Demo¶

[1]:

import numpy as np
import scipy as sp
import scipy.sparse
import matplotlib.pyplot as plt
%matplotlib inline

[2]:

from bayesbridge import BayesBridge, RegressionModel, RegressionCoefPrior
from simulate_data import simulate_design, simulate_outcome
from util import mcmc_summarizer

BayesBridge supports both dense (numpy array) and sparse (scipy sparse matrix) design matrices.¶

[3]:

n_obs, n_pred = 10 ** 4, 10 ** 3

X = simulate_design(
    n_obs, n_pred,
    binary_frac=.9,
    binary_pred_freq=.2,
    shuffle_columns=True,
    format_='sparse',
    seed=111
)

[4]:

beta_true = np.zeros(n_pred)
beta_true[:5] = 1.5
beta_true[5:10] = 1.
beta_true[10:15] = .5

n_trial = np.ones(X.shape[0]) # Binary outcome.
y = simulate_outcome(
    X, beta_true, intercept=0.,
    n_trial=n_trial, model='logit', seed=1
)

Specify regression model and prior.¶

BayesBridge uses a prior \(\pi(\beta_j \, | \, \tau) \propto \tau^{-1} \exp\left( - \, \left| \tau^{-1} \beta_j \right|^\alpha \right)\) for \(0 < \alpha \leq 1\).
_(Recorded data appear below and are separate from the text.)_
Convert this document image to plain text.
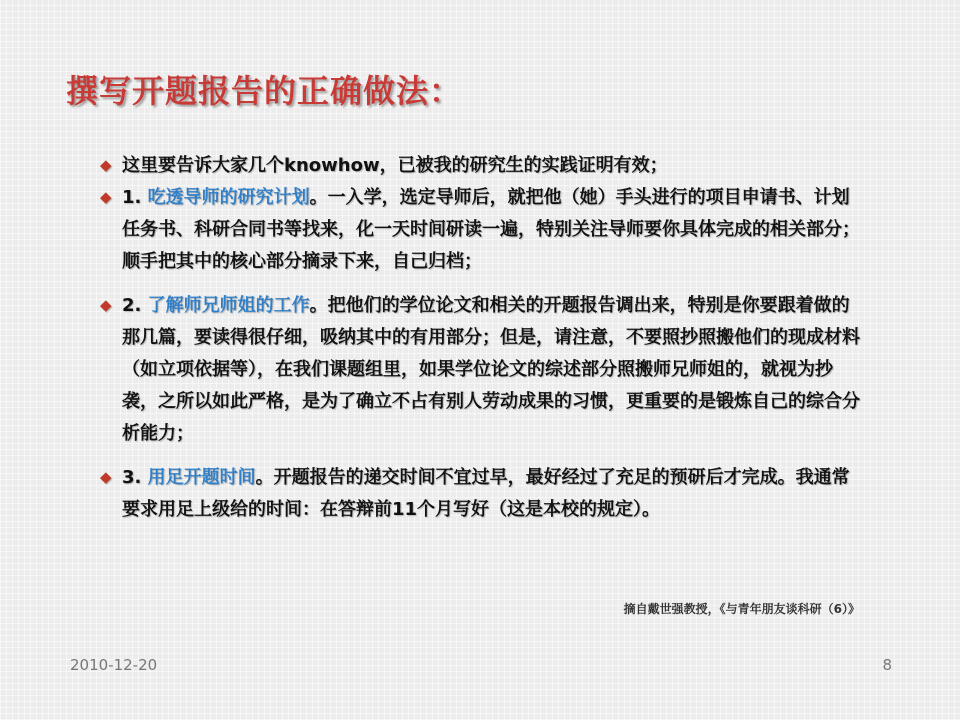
撰写开题报告的正确做法：
◆ 这里要告诉大家几个knowhow，已被我的研究生的实践证明有效；
◆ 1. 吃透导师的研究计划。一入学，选定导师后，就把他（她）手头进行的项目申请书、计划任务书、科研合同书等找来，化一天时间研读一遍，特别关注导师要你具体完成的相关部分；顺手把其中的核心部分摘录下来，自己归档；
◆ 2. 了解师兄师姐的工作。把他们的学位论文和相关的开题报告调出来，特别是你要跟着做的那几篇，要读得很仔细，吸纳其中的有用部分；但是，请注意，不要照抄照搬他们的现成材料（如立项依据等），在我们课题组里，如果学位论文的综述部分照搬师兄师姐的，就视为抄袭，之所以如此严格，是为了确立不占有别人劳动成果的习惯，更重要的是锻炼自己的综合分析能力；
◆ 3. 用足开题时间。开题报告的递交时间不宜过早，最好经过了充足的预研后才完成。我通常要求用足上级给的时间：在答辩前11个月写好（这是本校的规定）。
摘自戴世强教授，《与青年朋友谈科研（6）》
2010-12-20	8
The default bridge exponent is \(\alpha = 1 / 2\).

[5]:

model = RegressionModel(
    y, X, family='logit',
    add_intercept=True, center_predictor=True,
        # Do *not* manually add intercept to or center X.
)

prior = RegressionCoefPrior(
    bridge_exponent=.5,
    n_fixed_effect=0,
        # Number of coefficients with Gaussian priors of pre-specified sd.
    sd_for_intercept=float('inf'),
        # Set it to float('inf') for a flat prior.
    sd_for_fixed_effect=1.,
    regularizing_slab_size=2.,
        # Weakly constrain the magnitude of coefficients under bridge prior.
)

bridge = BayesBridge(model, prior)

Run the Gibbs sampler.¶

[6]:

samples, mcmc_info = bridge.gibbs(
    n_iter=250, n_burnin=0, thin=1,
    init={'global_scale': .01},
    coef_sampler_type='cg',
    seed=111
)

Check convergence by looking at the traceplot for posterior log-density.

[7]:

plt.figure(figsize=(10, 4))
plt.rcParams['font.size'] = 20

plt.plot(samples['logp'])
plt.xlabel('MCMC iteration')
plt.ylabel('Posterior log density')
plt.show()

Restart MCMC from the last iteration with ‘gibbs_additional_iter()’.¶

[8]:

samples, mcmc_info = bridge.gibbs_additional_iter(
    mcmc_info, n_add_iter=250
)

Add more samples (while keeping the previous ones) with ‘merge=True’.

[9]:

samples, mcmc_info = bridge.gibbs_additional_iter(
    mcmc_info, n_add_iter=750, merge=True, prev_samples=samples
)
coef_samples = samples['coef'][1:, :] # Extract all but the intercept

Check mixing of regression coefficients and their posterior marginals.¶

Typically the convergence is quick and mixing of the regression coefficients is adequate.

[10]:

plt.figure(figsize=(12, 5))
plt.rcParams['font.size'] = 20

plt.plot(coef_samples[[0, 5, 10, 15], :].T)
plt.xlabel('MCMC iteration')
plt.ylabel(r'$\beta_j$', rotation=0, labelpad=10)
plt.show()

[11]:

plt.figure(figsize=(14, 5))
plt.rcParams['font.size'] = 20

n_coef_to_plot = 25

mcmc_summarizer.plot_conf_interval(
    coef_samples, conf_level=.95,
    n_coef_to_plot=n_coef_to_plot, marker_scale=1.4
);
plt.plot(
    beta_true[:n_coef_to_plot], '--', color='tab:orange',
    label='True value'
)
plt.xlabel(r'Coefficient index $j$')
plt.ylabel(r'$\beta_j$', rotation=0, labelpad=10)
plt.xticks([0, 5, 10, 15, 20])
plt.legend(frameon=False)

plt.show()